Furthermore, https://www.selleckchem.com/products/PLX-4032.html the capacity of newborns to generate thrombin, dependent upon plasma concentrations of procoagulants, is reduced [5,6]. These facts are balanced by the protective effects of physiological deficiencies of the inhibitors of coagulation, as well as by the decreased fibrinolytic capacity in infants [4,7]. Age appropriate reference ranges

should be used in the interpretation of haemostatic investigations. Failing to use age appropriate reference ranges can lead to erroneous diagnoses. In particular, as vitamin K-dependent coagulation factors in neonates are low compared with concentrations in adults, a normal neonatal factor level may be mistaken as a bleeding disorder. Diagnostic problems of special concern are the need to adapt all coagulation assays for small amounts of blood and the age-related interpretation required for test results as well as for the analytic instruments used [8]. The prolonged PT in neonates reflects decreased plasma concentrations of vitamin K-dependant factors, whereas the prolonged PTT stems from decreased plasma levels of contact factors as well [2–4]. The levels of FVIII, FV and FXIII correlate well with adult boundaries. Plasma concentrations of fibrinogen may be skewed upwards, despite that thrombin clotting time may be prolonged, as a result of a normally present ‘foetal’

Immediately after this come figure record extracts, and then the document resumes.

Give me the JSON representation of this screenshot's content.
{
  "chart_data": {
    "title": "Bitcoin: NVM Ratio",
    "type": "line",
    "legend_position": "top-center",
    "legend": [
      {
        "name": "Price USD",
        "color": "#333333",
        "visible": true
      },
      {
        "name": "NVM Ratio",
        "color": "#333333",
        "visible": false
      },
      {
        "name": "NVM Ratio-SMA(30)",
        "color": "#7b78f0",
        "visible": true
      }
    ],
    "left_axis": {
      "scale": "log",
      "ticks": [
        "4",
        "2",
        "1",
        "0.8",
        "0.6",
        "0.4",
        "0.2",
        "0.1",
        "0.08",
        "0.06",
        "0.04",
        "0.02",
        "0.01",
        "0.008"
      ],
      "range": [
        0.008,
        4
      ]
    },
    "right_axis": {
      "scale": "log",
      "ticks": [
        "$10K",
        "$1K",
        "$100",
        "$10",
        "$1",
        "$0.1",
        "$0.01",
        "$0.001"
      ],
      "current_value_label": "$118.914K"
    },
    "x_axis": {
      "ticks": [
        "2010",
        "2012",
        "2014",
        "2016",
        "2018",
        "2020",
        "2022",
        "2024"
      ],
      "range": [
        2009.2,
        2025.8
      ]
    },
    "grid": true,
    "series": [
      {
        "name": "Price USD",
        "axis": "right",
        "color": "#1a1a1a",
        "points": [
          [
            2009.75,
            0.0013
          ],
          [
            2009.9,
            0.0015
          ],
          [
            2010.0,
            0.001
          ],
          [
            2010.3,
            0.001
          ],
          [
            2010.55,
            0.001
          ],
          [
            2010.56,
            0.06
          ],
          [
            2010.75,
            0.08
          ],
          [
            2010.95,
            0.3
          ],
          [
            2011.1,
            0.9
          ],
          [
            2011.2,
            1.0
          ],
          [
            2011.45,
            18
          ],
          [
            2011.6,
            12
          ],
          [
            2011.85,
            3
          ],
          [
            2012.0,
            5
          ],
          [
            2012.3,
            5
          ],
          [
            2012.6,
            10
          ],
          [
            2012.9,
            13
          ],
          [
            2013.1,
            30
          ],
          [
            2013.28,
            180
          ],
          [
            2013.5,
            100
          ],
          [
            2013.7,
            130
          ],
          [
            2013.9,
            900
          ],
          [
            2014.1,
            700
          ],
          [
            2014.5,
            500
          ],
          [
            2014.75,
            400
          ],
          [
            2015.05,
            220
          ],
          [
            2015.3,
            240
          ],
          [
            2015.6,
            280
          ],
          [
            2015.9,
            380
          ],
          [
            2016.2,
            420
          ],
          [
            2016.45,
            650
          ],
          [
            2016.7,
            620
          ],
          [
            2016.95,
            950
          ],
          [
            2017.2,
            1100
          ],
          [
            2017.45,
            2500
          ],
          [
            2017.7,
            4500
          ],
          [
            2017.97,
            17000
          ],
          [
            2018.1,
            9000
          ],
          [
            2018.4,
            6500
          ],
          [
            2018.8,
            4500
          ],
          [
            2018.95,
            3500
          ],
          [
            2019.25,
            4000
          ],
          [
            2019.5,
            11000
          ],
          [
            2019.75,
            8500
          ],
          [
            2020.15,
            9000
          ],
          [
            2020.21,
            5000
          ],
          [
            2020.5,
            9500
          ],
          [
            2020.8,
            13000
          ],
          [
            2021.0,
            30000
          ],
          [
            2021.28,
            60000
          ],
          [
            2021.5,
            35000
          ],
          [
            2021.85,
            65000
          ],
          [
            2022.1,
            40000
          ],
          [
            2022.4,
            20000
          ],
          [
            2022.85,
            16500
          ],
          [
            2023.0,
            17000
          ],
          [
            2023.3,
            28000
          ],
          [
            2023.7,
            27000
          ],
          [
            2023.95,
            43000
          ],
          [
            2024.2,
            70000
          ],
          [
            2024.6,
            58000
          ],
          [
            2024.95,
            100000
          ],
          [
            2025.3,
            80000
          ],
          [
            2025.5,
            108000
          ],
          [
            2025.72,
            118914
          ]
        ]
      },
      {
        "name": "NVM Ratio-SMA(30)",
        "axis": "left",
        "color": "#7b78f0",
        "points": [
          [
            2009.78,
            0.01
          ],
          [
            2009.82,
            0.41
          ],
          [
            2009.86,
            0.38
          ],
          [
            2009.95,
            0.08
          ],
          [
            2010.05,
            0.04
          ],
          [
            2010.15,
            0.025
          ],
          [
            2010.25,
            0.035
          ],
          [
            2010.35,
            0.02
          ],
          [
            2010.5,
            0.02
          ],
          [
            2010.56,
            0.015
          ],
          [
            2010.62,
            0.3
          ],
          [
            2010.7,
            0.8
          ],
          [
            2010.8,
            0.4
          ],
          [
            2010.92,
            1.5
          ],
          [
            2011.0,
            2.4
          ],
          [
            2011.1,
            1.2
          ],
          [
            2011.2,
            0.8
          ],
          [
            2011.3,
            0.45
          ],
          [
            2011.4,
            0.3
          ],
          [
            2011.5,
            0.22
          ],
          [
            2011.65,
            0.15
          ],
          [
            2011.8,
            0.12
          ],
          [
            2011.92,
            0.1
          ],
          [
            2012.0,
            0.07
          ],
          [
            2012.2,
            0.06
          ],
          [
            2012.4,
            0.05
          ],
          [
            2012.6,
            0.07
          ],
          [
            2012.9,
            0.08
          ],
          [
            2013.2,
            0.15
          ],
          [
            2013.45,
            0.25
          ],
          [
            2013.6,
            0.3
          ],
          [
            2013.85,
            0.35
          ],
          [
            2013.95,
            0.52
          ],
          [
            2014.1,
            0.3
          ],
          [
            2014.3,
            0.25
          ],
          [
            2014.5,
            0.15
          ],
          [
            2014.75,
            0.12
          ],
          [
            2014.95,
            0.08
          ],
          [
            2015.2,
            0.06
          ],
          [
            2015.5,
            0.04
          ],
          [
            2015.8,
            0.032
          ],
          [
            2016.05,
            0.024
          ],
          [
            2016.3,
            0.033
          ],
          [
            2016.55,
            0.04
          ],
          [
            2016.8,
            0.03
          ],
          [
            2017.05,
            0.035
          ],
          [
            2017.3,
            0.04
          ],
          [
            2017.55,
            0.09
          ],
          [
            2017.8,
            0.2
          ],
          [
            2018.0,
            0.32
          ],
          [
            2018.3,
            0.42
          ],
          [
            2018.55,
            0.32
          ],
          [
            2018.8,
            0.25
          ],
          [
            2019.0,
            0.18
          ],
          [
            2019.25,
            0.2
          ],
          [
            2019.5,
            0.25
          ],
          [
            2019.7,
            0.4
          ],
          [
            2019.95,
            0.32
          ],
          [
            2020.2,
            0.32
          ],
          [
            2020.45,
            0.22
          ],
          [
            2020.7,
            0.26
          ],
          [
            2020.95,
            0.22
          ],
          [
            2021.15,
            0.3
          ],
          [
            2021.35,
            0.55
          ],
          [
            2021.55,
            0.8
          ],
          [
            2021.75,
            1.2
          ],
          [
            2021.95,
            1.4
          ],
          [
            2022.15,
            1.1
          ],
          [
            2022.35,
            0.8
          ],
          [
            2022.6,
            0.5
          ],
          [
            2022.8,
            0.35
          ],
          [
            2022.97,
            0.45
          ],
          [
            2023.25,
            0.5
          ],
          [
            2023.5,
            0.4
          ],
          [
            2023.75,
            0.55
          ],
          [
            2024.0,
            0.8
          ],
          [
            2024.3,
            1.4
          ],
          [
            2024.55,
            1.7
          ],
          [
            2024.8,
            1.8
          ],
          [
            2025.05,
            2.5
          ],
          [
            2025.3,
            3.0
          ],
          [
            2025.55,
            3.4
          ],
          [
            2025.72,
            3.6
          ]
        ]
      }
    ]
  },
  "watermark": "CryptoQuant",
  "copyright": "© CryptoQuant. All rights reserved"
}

fibrinogen [9]. Bleeding time, the test that measures primary haemostasis, e.g. platelets and vessel wall interaction, is shorter in healthy neonates when compared with adults, probably because of high haematocrit, the presence of large red cells, as well as increased concentrations and Selleck X-396 enhanced function of VWF and VWF large multimers [2–4,10]. Platelet numbers in neonates are within adult limits; however, the evaluation of platelet function is troublesome and deserves specific attention [11–13]. Neonatal platelets were found to be hyporeactive in some studies. Some of the reasons reported are decreased receptors, deficient thromboxane synthesis and impaired signal transduction [14,15]. In general, when initial laboratory

test results reveal abnormalities, when compared with age-related values, a stepwise diagnostic approach should follow to characterize specific defects [16]. Dehydratase In the bleeding neonate or infant that has no laboratory abnormality, FXIII and alpha-2-antiplasmin activity should be assessed. When primary haemostatic defects are suspected, platelet function should be evaluated. Haemophilia in the newborn period is challenging; the trauma of the birthing process coupled with iatrogenic insults such as circumcision, injections and heel sticks places an added stress on an age-dependent developmental haemostatic process. An awareness of the natural history of neonatal haemophilia is crucial for early diagnosis and optimal management. Newborns with haemophilia have distinctly different bleeding patterns than older children and adults. Haemarthroses are rare while iatrogenic and cranial bleeding is common.